Originally Posted by caligyrl4lyfe

hey i was wondering if anyone could help me solve this equation for X.

a=1/1+x

It's so simple.
$a=\frac{1}{1+x}\text{ for }x\neq-1$ , we have $x+1=\frac{1}{a}$ , which gives $x=\frac{1}{a}-1=\frac{1-a}{a}$ .

Note that $a=0$ if $|x|\to\infty$ .
However, this can not hold for any finite value of $x$ .

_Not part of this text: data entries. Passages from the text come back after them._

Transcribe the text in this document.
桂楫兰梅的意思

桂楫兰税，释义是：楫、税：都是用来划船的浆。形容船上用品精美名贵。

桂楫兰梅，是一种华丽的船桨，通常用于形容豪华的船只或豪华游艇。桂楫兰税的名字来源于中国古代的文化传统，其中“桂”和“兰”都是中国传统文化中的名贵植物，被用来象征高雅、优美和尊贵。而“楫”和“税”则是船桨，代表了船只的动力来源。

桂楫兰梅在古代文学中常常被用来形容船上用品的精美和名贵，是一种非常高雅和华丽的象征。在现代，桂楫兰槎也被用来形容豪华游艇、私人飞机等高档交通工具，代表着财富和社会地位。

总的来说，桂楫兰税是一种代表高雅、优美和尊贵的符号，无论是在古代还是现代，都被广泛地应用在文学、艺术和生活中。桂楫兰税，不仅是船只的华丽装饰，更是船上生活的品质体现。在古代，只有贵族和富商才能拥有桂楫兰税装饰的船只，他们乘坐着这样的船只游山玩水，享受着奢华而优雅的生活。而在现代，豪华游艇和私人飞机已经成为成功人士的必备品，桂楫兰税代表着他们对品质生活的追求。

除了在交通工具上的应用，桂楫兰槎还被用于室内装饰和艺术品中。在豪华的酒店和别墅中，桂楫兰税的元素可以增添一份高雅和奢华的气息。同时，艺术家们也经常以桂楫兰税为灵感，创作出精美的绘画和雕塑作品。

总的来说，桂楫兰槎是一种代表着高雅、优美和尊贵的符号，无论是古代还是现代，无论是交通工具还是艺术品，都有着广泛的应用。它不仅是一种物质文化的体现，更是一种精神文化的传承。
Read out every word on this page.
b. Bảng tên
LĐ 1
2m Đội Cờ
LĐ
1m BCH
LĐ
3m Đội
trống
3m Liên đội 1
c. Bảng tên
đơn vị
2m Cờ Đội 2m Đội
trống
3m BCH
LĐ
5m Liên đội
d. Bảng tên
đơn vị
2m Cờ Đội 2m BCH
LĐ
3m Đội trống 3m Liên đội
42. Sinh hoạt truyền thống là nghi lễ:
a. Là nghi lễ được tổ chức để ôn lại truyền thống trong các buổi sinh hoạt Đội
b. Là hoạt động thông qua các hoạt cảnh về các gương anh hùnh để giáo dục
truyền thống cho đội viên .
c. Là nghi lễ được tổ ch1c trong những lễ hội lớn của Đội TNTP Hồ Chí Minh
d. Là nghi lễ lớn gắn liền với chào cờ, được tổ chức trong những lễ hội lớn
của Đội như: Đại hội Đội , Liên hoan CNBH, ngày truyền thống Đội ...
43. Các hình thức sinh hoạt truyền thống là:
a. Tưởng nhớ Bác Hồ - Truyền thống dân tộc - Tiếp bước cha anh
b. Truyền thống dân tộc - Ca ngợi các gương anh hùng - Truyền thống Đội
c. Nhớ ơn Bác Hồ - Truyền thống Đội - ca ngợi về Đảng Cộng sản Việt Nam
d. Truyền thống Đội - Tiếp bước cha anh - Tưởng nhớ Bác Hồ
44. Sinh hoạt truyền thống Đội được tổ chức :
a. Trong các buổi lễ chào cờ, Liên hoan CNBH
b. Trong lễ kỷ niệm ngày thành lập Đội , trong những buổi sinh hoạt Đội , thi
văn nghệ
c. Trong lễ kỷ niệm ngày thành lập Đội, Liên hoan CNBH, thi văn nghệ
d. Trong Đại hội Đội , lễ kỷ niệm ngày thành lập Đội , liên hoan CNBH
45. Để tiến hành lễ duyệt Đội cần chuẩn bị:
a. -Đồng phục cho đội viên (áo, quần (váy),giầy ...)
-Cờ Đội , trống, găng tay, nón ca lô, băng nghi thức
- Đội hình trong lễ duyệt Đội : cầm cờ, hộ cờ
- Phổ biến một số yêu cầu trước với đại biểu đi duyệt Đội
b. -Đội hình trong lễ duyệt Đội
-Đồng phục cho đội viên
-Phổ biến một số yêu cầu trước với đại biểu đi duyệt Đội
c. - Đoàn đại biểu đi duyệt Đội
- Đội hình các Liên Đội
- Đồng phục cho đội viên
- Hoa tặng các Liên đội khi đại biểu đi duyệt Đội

**Sean12345** · September 28th 2008, 01:13 AM

Hi caligyrl4lyfe,

We have $a=\frac{1}{1+x}$ . Multiplying both sides by $1+x$ yields $a(1+x)=1$ . Now expanding the bracket gives $a+ax=1$ . Minusing the $a$ from both sides then dividing through by $a$ leads to $x=\frac{1-a}{a}$ . Which alternatively can be written as $x=\frac{1}{a}-1$ .

Hope this helps.

**Matt Westwood** · September 28th 2008, 02:16 AM

Originally Posted by bkarpuz

It's so simple.
$a=\frac{1}{1+x}\text{ for }x\neq-1$ , we have $x+1=\frac{1}{a}$ , which gives $x=\frac{1}{a}-1=\frac{a-1}{a}$ .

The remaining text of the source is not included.